It is a truism that academic medicine has changed markedly over the last two decades. Academic institutions and their hospitals have become similar to large corporations operating increasingly on business principles. These changes and new accountabilities demanded by institutions of faculty, particularly clinicians, have created some new challenges and tensions for the academically inclined nephrologist. Clearly the decline in the physician-scientist over the past two decades is well chronicled. This change is worrisome because truly astounding advances in biomedical research have made the physician-scientist even more critical for translation of the research advances to the bedside for the benefit of patients. Probably an even more endangered group of academic-physicians are the clinician-educators who function in academic environments, where resources are often thin and the demands of teaching, documentation, and the necessity for scholarship create challenges that are not relevant in the nonacademic practice of nephrology. As academic departments become more businesslike and accountability for time becomes stricter, the clinician faculty member who is so vital to the training of the next generation of nephrologists and for supporting the research environment becomes even more threatened.

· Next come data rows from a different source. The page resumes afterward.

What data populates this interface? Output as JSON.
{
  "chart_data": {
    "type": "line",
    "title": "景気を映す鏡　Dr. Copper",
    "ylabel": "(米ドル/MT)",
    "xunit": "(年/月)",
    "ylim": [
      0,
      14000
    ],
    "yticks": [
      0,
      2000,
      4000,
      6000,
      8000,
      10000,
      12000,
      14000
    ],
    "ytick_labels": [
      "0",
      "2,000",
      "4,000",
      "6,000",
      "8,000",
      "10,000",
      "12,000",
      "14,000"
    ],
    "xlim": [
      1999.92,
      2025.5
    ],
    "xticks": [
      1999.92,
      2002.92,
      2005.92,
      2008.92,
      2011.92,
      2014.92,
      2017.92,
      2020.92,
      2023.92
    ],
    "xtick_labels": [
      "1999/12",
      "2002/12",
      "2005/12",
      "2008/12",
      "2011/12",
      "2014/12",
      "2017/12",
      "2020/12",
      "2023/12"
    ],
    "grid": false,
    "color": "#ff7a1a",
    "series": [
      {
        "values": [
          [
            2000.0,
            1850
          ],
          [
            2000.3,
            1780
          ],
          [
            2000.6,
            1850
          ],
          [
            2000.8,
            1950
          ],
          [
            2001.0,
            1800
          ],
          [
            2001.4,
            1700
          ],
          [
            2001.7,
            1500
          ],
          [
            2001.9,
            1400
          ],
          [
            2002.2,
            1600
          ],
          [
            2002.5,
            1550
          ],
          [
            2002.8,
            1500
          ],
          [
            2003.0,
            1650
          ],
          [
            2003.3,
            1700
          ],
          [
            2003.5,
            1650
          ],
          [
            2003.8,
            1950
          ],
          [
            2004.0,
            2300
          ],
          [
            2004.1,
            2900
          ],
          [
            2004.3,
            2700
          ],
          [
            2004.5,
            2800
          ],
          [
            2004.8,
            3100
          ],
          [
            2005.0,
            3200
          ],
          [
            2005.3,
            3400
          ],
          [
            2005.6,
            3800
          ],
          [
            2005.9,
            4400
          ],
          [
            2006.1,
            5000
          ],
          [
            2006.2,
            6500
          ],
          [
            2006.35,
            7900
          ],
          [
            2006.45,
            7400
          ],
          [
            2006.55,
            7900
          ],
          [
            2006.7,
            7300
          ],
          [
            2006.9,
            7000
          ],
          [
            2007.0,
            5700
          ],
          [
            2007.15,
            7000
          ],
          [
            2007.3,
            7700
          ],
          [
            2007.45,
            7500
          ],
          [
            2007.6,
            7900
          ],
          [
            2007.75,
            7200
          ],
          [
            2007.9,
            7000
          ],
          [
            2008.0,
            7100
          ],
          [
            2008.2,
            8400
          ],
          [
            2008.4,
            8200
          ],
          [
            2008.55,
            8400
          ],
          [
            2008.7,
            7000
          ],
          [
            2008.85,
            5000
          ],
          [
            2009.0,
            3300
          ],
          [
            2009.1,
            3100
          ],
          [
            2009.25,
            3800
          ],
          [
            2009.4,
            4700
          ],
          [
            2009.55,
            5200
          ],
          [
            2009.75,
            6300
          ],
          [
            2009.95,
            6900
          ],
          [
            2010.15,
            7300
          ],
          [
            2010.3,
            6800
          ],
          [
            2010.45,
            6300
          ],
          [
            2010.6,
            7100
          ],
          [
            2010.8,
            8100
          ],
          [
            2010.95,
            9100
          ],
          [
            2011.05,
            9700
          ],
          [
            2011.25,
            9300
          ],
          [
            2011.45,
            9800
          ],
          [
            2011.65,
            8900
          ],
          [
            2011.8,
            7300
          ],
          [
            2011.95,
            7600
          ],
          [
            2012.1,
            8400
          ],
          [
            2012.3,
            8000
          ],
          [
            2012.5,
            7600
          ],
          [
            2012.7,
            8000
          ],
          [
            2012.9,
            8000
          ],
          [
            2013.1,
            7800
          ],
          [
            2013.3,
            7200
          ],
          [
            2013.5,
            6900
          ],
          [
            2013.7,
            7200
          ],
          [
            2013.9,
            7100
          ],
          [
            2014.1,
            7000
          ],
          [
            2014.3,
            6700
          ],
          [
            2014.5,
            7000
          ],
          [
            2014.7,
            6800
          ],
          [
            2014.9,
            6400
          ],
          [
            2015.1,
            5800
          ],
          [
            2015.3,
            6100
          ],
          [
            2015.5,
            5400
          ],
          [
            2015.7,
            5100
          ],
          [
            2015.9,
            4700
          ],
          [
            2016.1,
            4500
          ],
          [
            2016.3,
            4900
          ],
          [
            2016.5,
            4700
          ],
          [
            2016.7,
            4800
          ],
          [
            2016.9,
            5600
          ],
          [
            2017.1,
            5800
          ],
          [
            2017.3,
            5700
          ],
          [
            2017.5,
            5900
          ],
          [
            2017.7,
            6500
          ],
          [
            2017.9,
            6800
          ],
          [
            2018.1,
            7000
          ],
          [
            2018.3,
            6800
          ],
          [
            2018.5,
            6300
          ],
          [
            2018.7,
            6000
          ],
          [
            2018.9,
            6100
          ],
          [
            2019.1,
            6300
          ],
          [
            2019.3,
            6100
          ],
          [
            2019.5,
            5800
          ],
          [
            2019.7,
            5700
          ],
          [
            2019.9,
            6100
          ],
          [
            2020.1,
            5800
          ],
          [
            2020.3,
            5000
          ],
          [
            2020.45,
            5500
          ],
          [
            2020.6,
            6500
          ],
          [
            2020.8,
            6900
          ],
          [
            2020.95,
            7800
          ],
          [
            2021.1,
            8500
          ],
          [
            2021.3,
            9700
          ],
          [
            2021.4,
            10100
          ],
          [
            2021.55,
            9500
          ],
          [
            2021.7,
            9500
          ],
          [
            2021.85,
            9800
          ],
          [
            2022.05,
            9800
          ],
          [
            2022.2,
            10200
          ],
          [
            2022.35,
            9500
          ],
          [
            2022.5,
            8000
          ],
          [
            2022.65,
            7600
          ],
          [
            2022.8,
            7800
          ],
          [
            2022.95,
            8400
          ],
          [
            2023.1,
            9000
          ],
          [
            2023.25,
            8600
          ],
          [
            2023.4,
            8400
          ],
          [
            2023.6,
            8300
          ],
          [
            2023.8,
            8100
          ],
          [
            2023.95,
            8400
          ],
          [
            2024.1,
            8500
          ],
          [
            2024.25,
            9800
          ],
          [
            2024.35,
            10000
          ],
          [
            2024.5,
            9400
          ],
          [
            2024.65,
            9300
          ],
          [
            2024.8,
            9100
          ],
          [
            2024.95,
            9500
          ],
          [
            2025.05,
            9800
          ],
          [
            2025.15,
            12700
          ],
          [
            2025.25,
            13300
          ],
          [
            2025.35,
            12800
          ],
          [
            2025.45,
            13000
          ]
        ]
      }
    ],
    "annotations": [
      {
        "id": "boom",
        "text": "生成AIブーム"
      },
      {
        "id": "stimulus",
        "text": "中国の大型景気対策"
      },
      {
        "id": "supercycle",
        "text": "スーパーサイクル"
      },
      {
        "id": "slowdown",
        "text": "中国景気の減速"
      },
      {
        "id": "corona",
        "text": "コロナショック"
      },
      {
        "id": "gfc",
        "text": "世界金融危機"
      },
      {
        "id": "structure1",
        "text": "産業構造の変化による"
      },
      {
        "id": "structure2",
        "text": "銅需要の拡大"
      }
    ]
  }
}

The series of articles in this issue's Moving Points address most of these challenges and concerns from the perspective of faculty members at different stages of their careers. Drs. Guay-Woodford and Chapman write from the perspective of young to middle career faculty, while Drs. Golper and Feldman consider the established academician (1,2). Dr. Watnick writes a virtual primer for the behavior of young beginning faculty members and fellows (3). Dr. Tannen provides the perspective of an underused resource in academic life these days, namely the senior faculty member who is nearing or has past retirement age (4). Mr. Ibrahim, the new executive director of the American Society of Nephrology, provides his unique perspectives from the vantage point of the academic medical establishment (5).
As a famous Chairman of a Department of Medicine once stated in a conversation with faculty about their careers and futures, “Don't trust the university too much, it will not love you back.” In this era of academic institutions functioning as businesses, this advice is sound. If we are to have a dynamic physician academic workforce to train the next generation of nephrologists and to translate cutting edge research to the bedside we need to think about these issues and try to provide the mentoring, job security, and comfort levels in these trying times. It is hoped that these articles will provide food-for-thought.